Scotty smiled, looking slightly sheepish, as the group entered a turbolift about the size of a shuttlecraft, and their Eyrene escort said, “Deck eighteen. Low-grav.” The lift went off sideways, then up, at a sedate enough pace; but even so Jim had to smile to himself. All the Denebian races, it seemed, love the high accelerations and speeds they were so well built to handle; and the thought of the speeds the lifts in this ship probably did when there were only Denebians aboard them made Jim shudder slightly. But that was part of their mindset, too; no Denebian would ever walk anywhere it could run, or do warp three if it could make warp eight. Life was too interesting, they said, to take it slowly; and certainly too short—if you have only six hundred years, you must make the most of them! So they plunged around through space, putting their noses (those of them who had noses) into everything, and thoroughly enjoying themselves; the galaxy’s biggest, merriest overachievers, and a definite asset to the Federation. Jim was very fond of them.

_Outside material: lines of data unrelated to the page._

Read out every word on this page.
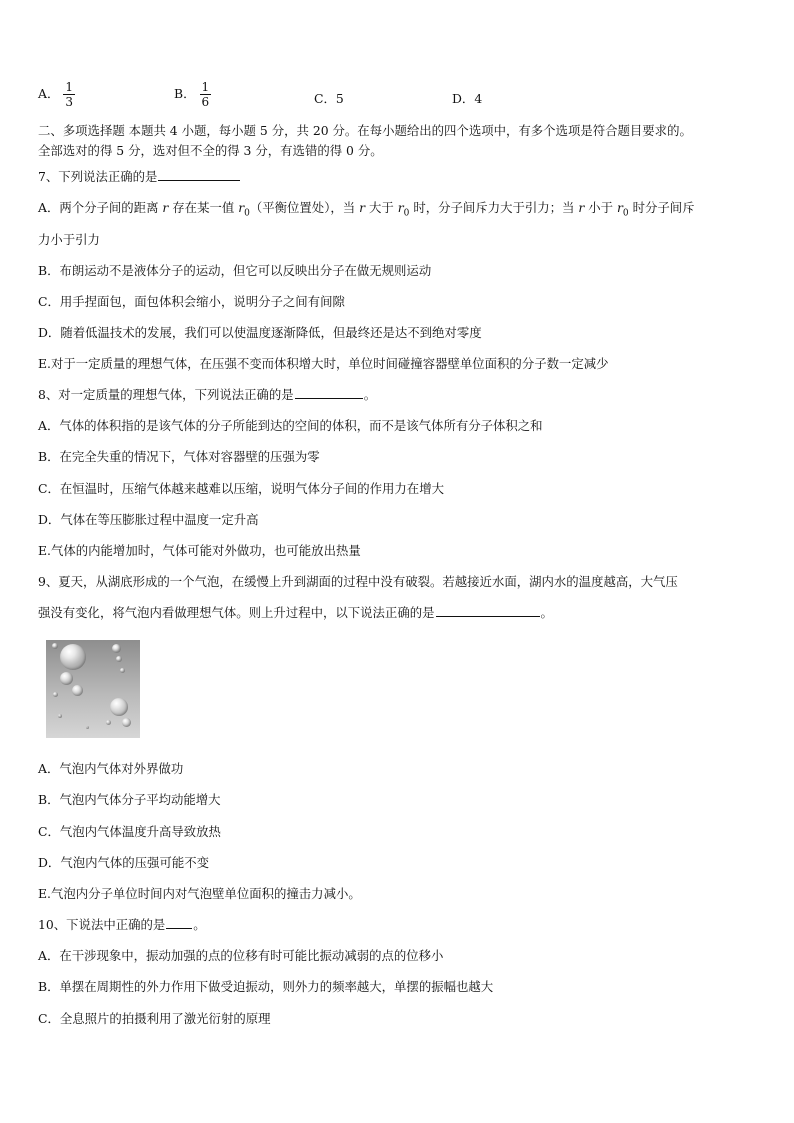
A． $\frac{1}{3}$	B． $\frac{1}{6}$	C．5	D．4
二、多项选择题 本题共 4 小题，每小题 5 分，共 20 分。在每小题给出的四个选项中，有多个选项是符合题目要求的。
全部选对的得 5 分，选对但不全的得 3 分，有选错的得 0 分。
7、下列说法正确的是
A．两个分子间的距离 r 存在某一值 $r_0$（平衡位置处），当 r 大于 $r_0$ 时，分子间斥力大于引力；当 r 小于 $r_0$ 时分子间斥
力小于引力
B．布朗运动不是液体分子的运动，但它可以反映出分子在做无规则运动
C．用手捏面包，面包体积会缩小，说明分子之间有间隙
D．随着低温技术的发展，我们可以使温度逐渐降低，但最终还是达不到绝对零度
E.对于一定质量的理想气体，在压强不变而体积增大时，单位时间碰撞容器壁单位面积的分子数一定减少
8、对一定质量的理想气体，下列说法正确的是	。
A．气体的体积指的是该气体的分子所能到达的空间的体积，而不是该气体所有分子体积之和
B．在完全失重的情况下，气体对容器壁的压强为零
C．在恒温时，压缩气体越来越难以压缩，说明气体分子间的作用力在增大
D．气体在等压膨胀过程中温度一定升高
E.气体的内能增加时，气体可能对外做功，也可能放出热量
9、夏天，从湖底形成的一个气泡，在缓慢上升到湖面的过程中没有破裂。若越接近水面，湖内水的温度越高，大气压
强没有变化，将气泡内看做理想气体。则上升过程中，以下说法正确的是	。
A．气泡内气体对外界做功
B．气泡内气体分子平均动能增大
C．气泡内气体温度升高导致放热
D．气泡内气体的压强可能不变
E.气泡内分子单位时间内对气泡壁单位面积的撞击力减小。
10、下说法中正确的是 。
A．在干涉现象中，振动加强的点的位移有时可能比振动减弱的点的位移小
B．单摆在周期性的外力作用下做受迫振动，则外力的频率越大，单摆的振幅也越大
C．全息照片的拍摄利用了激光衍射的原理
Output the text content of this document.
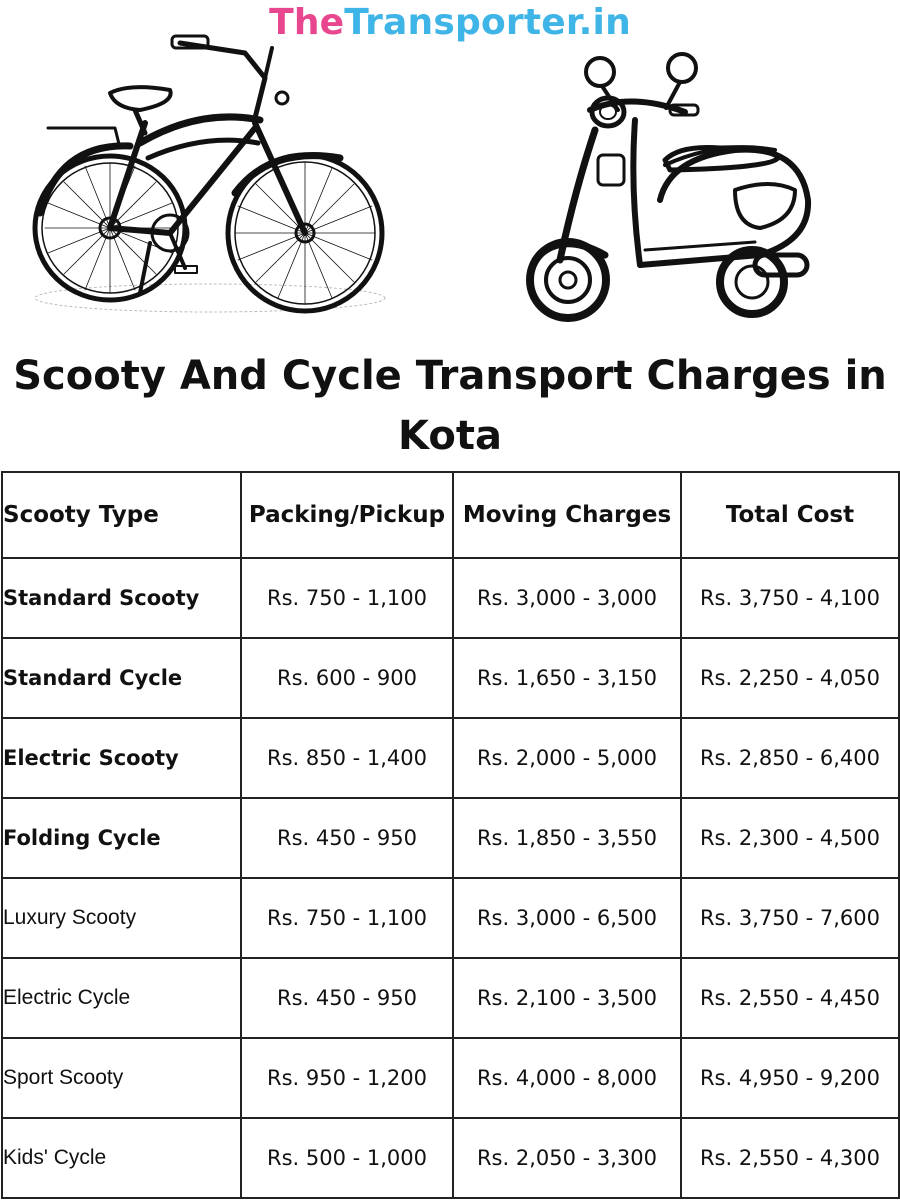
TheTransporter.in
Scooty And Cycle Transport Charges in Kota
Scooty Type	Packing/Pickup	Moving Charges	Total Cost
Standard Scooty	Rs. 750 - 1,100	Rs. 3,000 - 3,000	Rs. 3,750 - 4,100
Standard Cycle	Rs. 600 - 900	Rs. 1,650 - 3,150	Rs. 2,250 - 4,050
Electric Scooty	Rs. 850 - 1,400	Rs. 2,000 - 5,000	Rs. 2,850 - 6,400
Folding Cycle	Rs. 450 - 950	Rs. 1,850 - 3,550	Rs. 2,300 - 4,500
Luxury Scooty	Rs. 750 - 1,100	Rs. 3,000 - 6,500	Rs. 3,750 - 7,600
Electric Cycle	Rs. 450 - 950	Rs. 2,100 - 3,500	Rs. 2,550 - 4,450
Sport Scooty	Rs. 950 - 1,200	Rs. 4,000 - 8,000	Rs. 4,950 - 9,200
Kids' Cycle	Rs. 500 - 1,000	Rs. 2,050 - 3,300	Rs. 2,550 - 4,300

“Here we are. This way, gentlemen,” said the Eyrene lieutenant, and hurried out of the lift. The four of them went out after her, hurrying only slightly, and were relieved to see her turn leftward and gesture toward an open door. “Main briefing, gentlemen.”
“My thanks, Lieutenant,” Jim said, and led his officers in.
Main briefing, as he suspected, was about the size of a tennis court. The table was of that very sensible design that the Denebian races used when dealing with other species; a large round empty space in the middle, where Klaha and Eyren and!’ hew would stand—they never sat—and chairs or racks scattered around the outside of the table for hominids, along with bowl chairs for the Deirr. This way everyone, whether they had hominid stereoscopic vision or multiple eyes or heat sensors, could see everyone else; and of course everyone was wearing intradermal translators, so that understanding was no problem. At least, no more so than usual…
The company seated at that table rose, or bowed, to greet Jim and his party as they entered. One of them got up out of her bowl chair with the sucking sound that Jim remembered so well; and he started to grin. “Nhauris,” he said, holding out his hands, “you haven’t changed a bit.”